- Um relatório de desigualdade estima 56.000 pessoas no grupo 0,001% mais rico, com riqueza suficiente para caber em estádios médios.
- Se reunidos, esse grupo caberia em estádios de futebol de tamanho médio, como o Emirates Stadium ou o Stadio Olimpico, e a média de riqueza por pessoa fica em torno de €1 bilhão.
- O 0,001% detém três vezes a riqueza da metade mais pobre da humanidade, e seu acúmulo cresce quase 5% ao ano, frente a cerca de 3,4% da riqueza global.
- O grupo de 56 mil pessoas é muito menor do que os 2,8 bilhões de adultos na metade inferior da população, o que reforça a magnitude da disparidade.
- O estudo também aponta que os 10% mais ricos já controlam 75% de toda a riqueza global, destacando a concentração extrema de renda no topo.
O relatório mais recente sobre desigualdade identifica 56 mil pessoas que compõem o 0,001% mais rico do planeta.

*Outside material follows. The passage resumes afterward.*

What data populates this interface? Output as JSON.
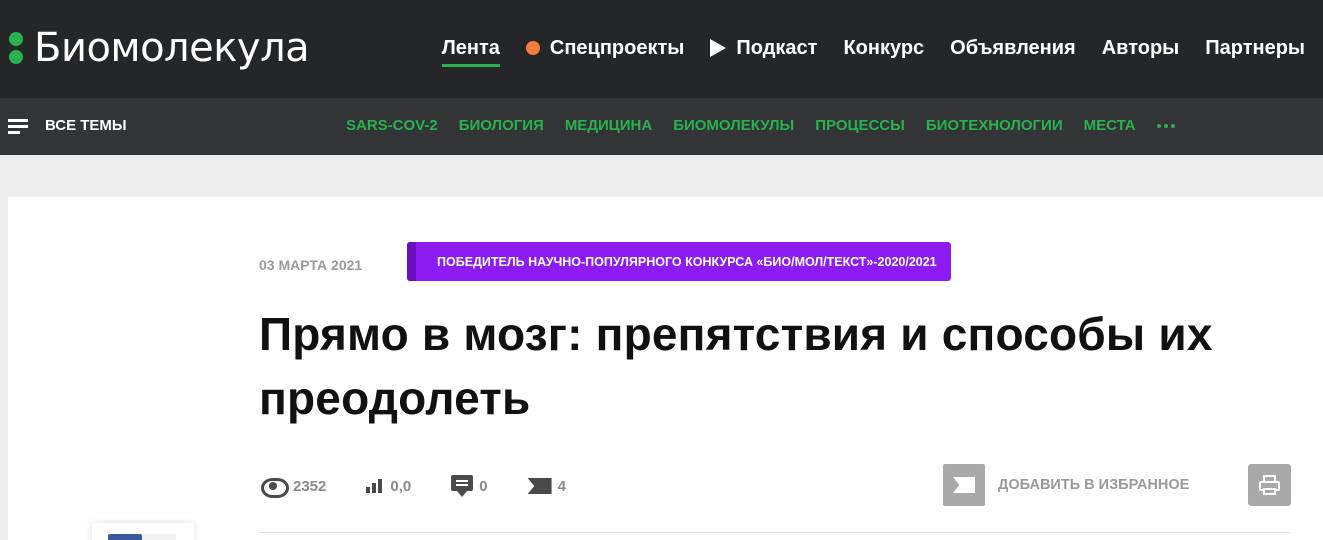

Se reunidos, caberiam em um estádio de tamanho médio, como o Emirates ou o Olímpico de Roma, segundo a análise.
Essa camada concentra riqueza suficiente para caber em estádios médios e é formada sobretudo por centi-milionários, com a média de riqueza por pessoa próxima a 1 bilhão de euros. O estudo aponta que o grupo cresceu quase 5% recentemente.
A comparação com o restante da população mostra o quanto o topo é concentrado: o 0,001% controla três vezes a riqueza da metade mais pobre da humanidade. Enquanto essa camada aumenta, a renda mundial registra crescimento de cerca de 3,4%.
O relatório enfatiza que as imagens de visualização ajudam a entender a magnitude da desigualdade global. A ênfase está na diferença entre o topo e o conjunto da população mundial, especialmente em um momento de discussões sobre distribuição de riqueza.
Contexto e principais dados
- Top 10% detém 75% da riqueza global.
- 0,001% soma riqueza equivalente ao triplo da metade mais pobre.
- Crescimento do 0,001% próximo de 5% vs. 3,4% da renda mundial.
Implicações para leitura do cenário global
- Aficcionalização visual busca ampliar a compreensão pública sobre concentração de riqueza.
- O estudo não apresenta recomendações políticas, apenas dados para comparação.
- As informações visam oferecer referência para debates sobre desigualdade.